Le modèle de Saine Gestion au pilori ?

Écrit par Bernard Brault le 14/02/2013

Il me faudrait une chronique humoristique pour décrire la comédie humaine qui nous est présentée depuis l’automne 2012 par la commission Charbonneau qui enquête avec rigueur sur la collusion dans la construction et autre magouille associée. Mais pour moi cela deviendrait un rire caustique, presque une nausée. Je ne suis pas le seul. Et pour cause !

Jour après jour, ad nauseam devant la commission Charbonneau, des dirigeants, des leaders, des fonctionnaires et des quidams viennent faire leur mea culpa avec repentir, plaidant  parfois la nécessité d’affaires mais surtout une forme d’innocence et d’absence d’intention criminelle. Un peu plus et je vais sortir mes mouchoirs. Certains deviennent même des vedettes, Lino Zambito est passé à Tout le monde en parle et est souvent un invité expert pour Paul Arcand à 98,5 FM. C’est peu dire !
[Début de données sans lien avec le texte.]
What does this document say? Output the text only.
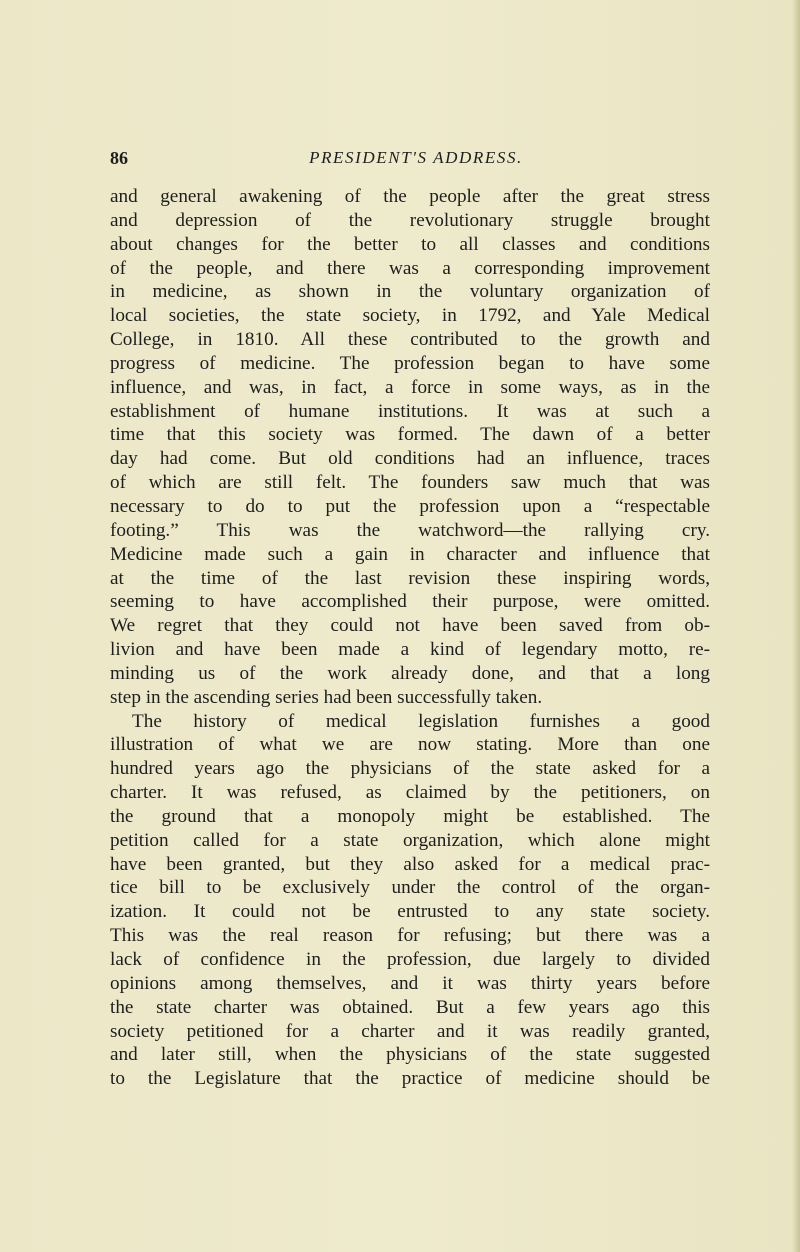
86	PRESIDENT'S ADDRESS.
and general awakening of the people after the great stress
and depression of the revolutionary struggle brought
about changes for the better to all classes and conditions
of the people, and there was a corresponding improvement
in medicine, as shown in the voluntary organization of
local societies, the state society, in 1792, and Yale Medical
College, in 1810. All these contributed to the growth and
progress of medicine. The profession began to have some
influence, and was, in fact, a force in some ways, as in the
establishment of humane institutions. It was at such a
time that this society was formed. The dawn of a better
day had come. But old conditions had an influence, traces
of which are still felt. The founders saw much that was
necessary to do to put the profession upon a “respectable
footing.” This was the watchword—the rallying cry.
Medicine made such a gain in character and influence that
at the time of the last revision these inspiring words,
seeming to have accomplished their purpose, were omitted.
We regret that they could not have been saved from ob-
livion and have been made a kind of legendary motto, re-
minding us of the work already done, and that a long
step in the ascending series had been successfully taken.
The history of medical legislation furnishes a good
illustration of what we are now stating. More than one
hundred years ago the physicians of the state asked for a
charter. It was refused, as claimed by the petitioners, on
the ground that a monopoly might be established. The
petition called for a state organization, which alone might
have been granted, but they also asked for a medical prac-
tice bill to be exclusively under the control of the organ-
ization. It could not be entrusted to any state society.
This was the real reason for refusing; but there was a
lack of confidence in the profession, due largely to divided
opinions among themselves, and it was thirty years before
the state charter was obtained. But a few years ago this
society petitioned for a charter and it was readily granted,
and later still, when the physicians of the state suggested
to the Legislature that the practice of medicine should be
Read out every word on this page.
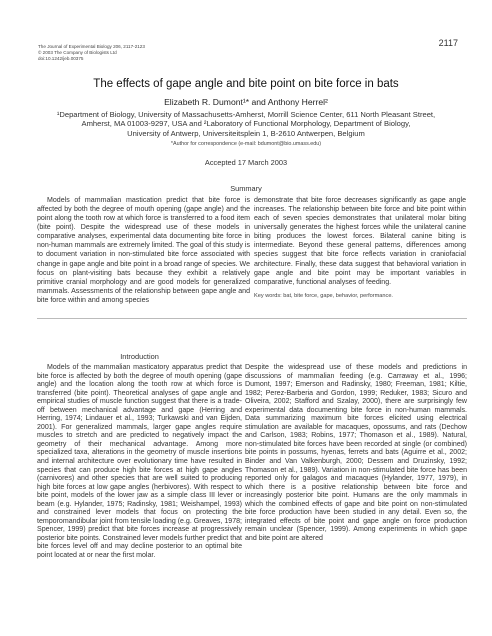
The Journal of Experimental Biology 206, 2117-2123
© 2003 The Company of Biologists Ltd
doi:10.1242/jeb.00375
2117
The effects of gape angle and bite point on bite force in bats
Elizabeth R. Dumont¹* and Anthony Herrel²
¹Department of Biology, University of Massachusetts-Amherst, Morrill Science Center, 611 North Pleasant Street,
Amherst, MA 01003-9297, USA and ²Laboratory of Functional Morphology, Department of Biology,
University of Antwerp, Universiteitsplein 1, B-2610 Antwerpen, Belgium
*Author for correspondence (e-mail: bdumont@bio.umass.edu)
Accepted 17 March 2003
Summary

Models of mammalian mastication predict that bite force is affected by both the degree of mouth opening (gape angle) and the point along the tooth row at which force is transferred to a food item (bite point). Despite the widespread use of these models in comparative analyses, experimental data documenting bite force in non-human mammals are extremely limited. The goal of this study is to document variation in non-stimulated bite force associated with change in gape angle and bite point in a broad range of species. We focus on plant-visiting bats because they exhibit a relatively primitive cranial morphology and are good models for generalized mammals. Assessments of the relationship between gape angle and bite force within and among species

demonstrate that bite force decreases significantly as gape angle increases. The relationship between bite force and bite point within each of seven species demonstrates that unilateral molar biting universally generates the highest forces while the unilateral canine biting produces the lowest forces. Bilateral canine biting is intermediate. Beyond these general patterns, differences among species suggest that bite force reflects variation in craniofacial architecture. Finally, these data suggest that behavioral variation in gape angle and bite point may be important variables in comparative, functional analyses of feeding.

Key words: bat, bite force, gape, behavior, performance.
Introduction

Models of the mammalian masticatory apparatus predict that bite force is affected by both the degree of mouth opening (gape angle) and the location along the tooth row at which force is transferred (bite point). Theoretical analyses of gape angle and empirical studies of muscle function suggest that there is a trade-off between mechanical advantage and gape (Herring and Herring, 1974; Lindauer et al., 1993; Turkawski and van Eijden, 2001). For generalized mammals, larger gape angles require muscles to stretch and are predicted to negatively impact the geometry of their mechanical advantage. Among more specialized taxa, alterations in the geometry of muscle insertions and internal architecture over evolutionary time have resulted in species that can produce high bite forces at high gape angles (carnivores) and other species that are well suited to producing high bite forces at low gape angles (herbivores). With respect to bite point, models of the lower jaw as a simple class III lever or beam (e.g. Hylander, 1975; Radinsky, 1981; Weishampel, 1993) and constrained lever models that focus on protecting the temporomandibular joint from tensile loading (e.g. Greaves, 1978; Spencer, 1999) predict that bite forces increase at progressively posterior bite points. Constrained lever models further predict that bite forces level off and may decline posterior to an optimal bite point located at or near the first molar.

Despite the widespread use of these models and predictions in discussions of mammalian feeding (e.g. Carraway et al., 1996; Dumont, 1997; Emerson and Radinsky, 1980; Freeman, 1981; Kiltie, 1982; Perez-Barberia and Gordon, 1999; Reduker, 1983; Sicuro and Oliveira, 2002; Stafford and Szalay, 2000), there are surprisingly few experimental data documenting bite force in non-human mammals. Data summarizing maximum bite forces elicited using electrical stimulation are available for macaques, opossums, and rats (Dechow and Carlson, 1983; Robins, 1977; Thomason et al., 1989). Natural, non-stimulated bite forces have been recorded at single (or combined) bite points in possums, hyenas, ferrets and bats (Aguirre et al., 2002; Binder and Van Valkenburgh, 2000; Dessem and Druzinsky, 1992; Thomason et al., 1989). Variation in non-stimulated bite force has been reported only for galagos and macaques (Hylander, 1977, 1979), in which there is a positive relationship between bite force and increasingly posterior bite point. Humans are the only mammals in which the combined effects of gape and bite point on non-stimulated bite force production have been studied in any detail. Even so, the integrated effects of bite point and gape angle on force production remain unclear (Spencer, 1999). Among experiments in which gape and bite point are altered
Petite correction des faits

Malversation, collusion et financement occultes des partis politiques exigent des liquidités (du cash en bon québécois). Curieux, tous les invités de la commission semblent avoir manipulé pudiquement des sommes astronomiques : 15 000 $ par-ci 20 000 $ par là et cela plusieurs fois par mois, voire par semaine. À croire que La Banque du Canada a fait imprimer des billets juste pour la construction des infrastructures publiques à Montréal et à Laval.

Chers lecteurs et chères lectrices, avez-vous pensé combien de transactions irrégulières, de faux documents et de fausses factures il a fallu faire pour obtenir ces liquidités ? Surtout combien de complices et d’employés et de comptables ont dû être impliqués pour justifier la disparition de sommes importantes ayant été distribuées auprès des nécessiteux, fonctionnaires et politiciens ? Par ailleurs, la firme d’ingénieurs SNC-Lavalin découvre subitement, avec une surprise pudique, les transactions irrégulières engagées par son ex-président. Évidemment, on tentera de nous faire croire qu’il a manipulé à lui seul les 85 millions du fonds de la société, passées au su et au vu des vérificateurs comptables externes des centaines de transactions bidons, et que personne n’aura posé de question. C’est beau la confiance ! Non il faut être innocent ! ( au sens québécois, c’est à dire épais )

Trop de gens et gestionnaires ferment les yeux

Et on essaye encore de me faire croire qu’avec un petit cours sur l’éthique, trucs et astuces on va réussir à assainir la gestion, ramener les instincts de prédateur des grands leaders ! Vous y croyez franchement ? J’espère encore que le code de la route ne sera pas changé pour un code d’éthique !

Même s’il y a 50 % de ripoux, cela veut dire qu’il y a 50 % de gens intègres. Donc, je m’adresse à eux.

Des femmes, beaucoup moins d’hommes ?

L’approche du modèle intégré de Saine Gestion développé à l’origine pour les besoins de l’OAAQ, puis abandonné et repris par l’ISG en 2009, n’a jamais eu d’autre objet que d’encadrer une profession et les actes de ceux qui gèrent à titre de fiduciaire et de mandataire. Responsabiliser l’acte de gestion, appelé par la suite l’acte administratif,  en l’identifiant et  en précisant sa portée n’était pas à ce moment-là, une approche véritablement subversive. Mais elle le deviendra. L’approche, surtout celle de la matrice des 41 cases, qui permet de définir les règles de l’art de la profession, a commencé à irriter les tenants d’un leadership moyenâgeux et encore englué dans des privilèges féodaux.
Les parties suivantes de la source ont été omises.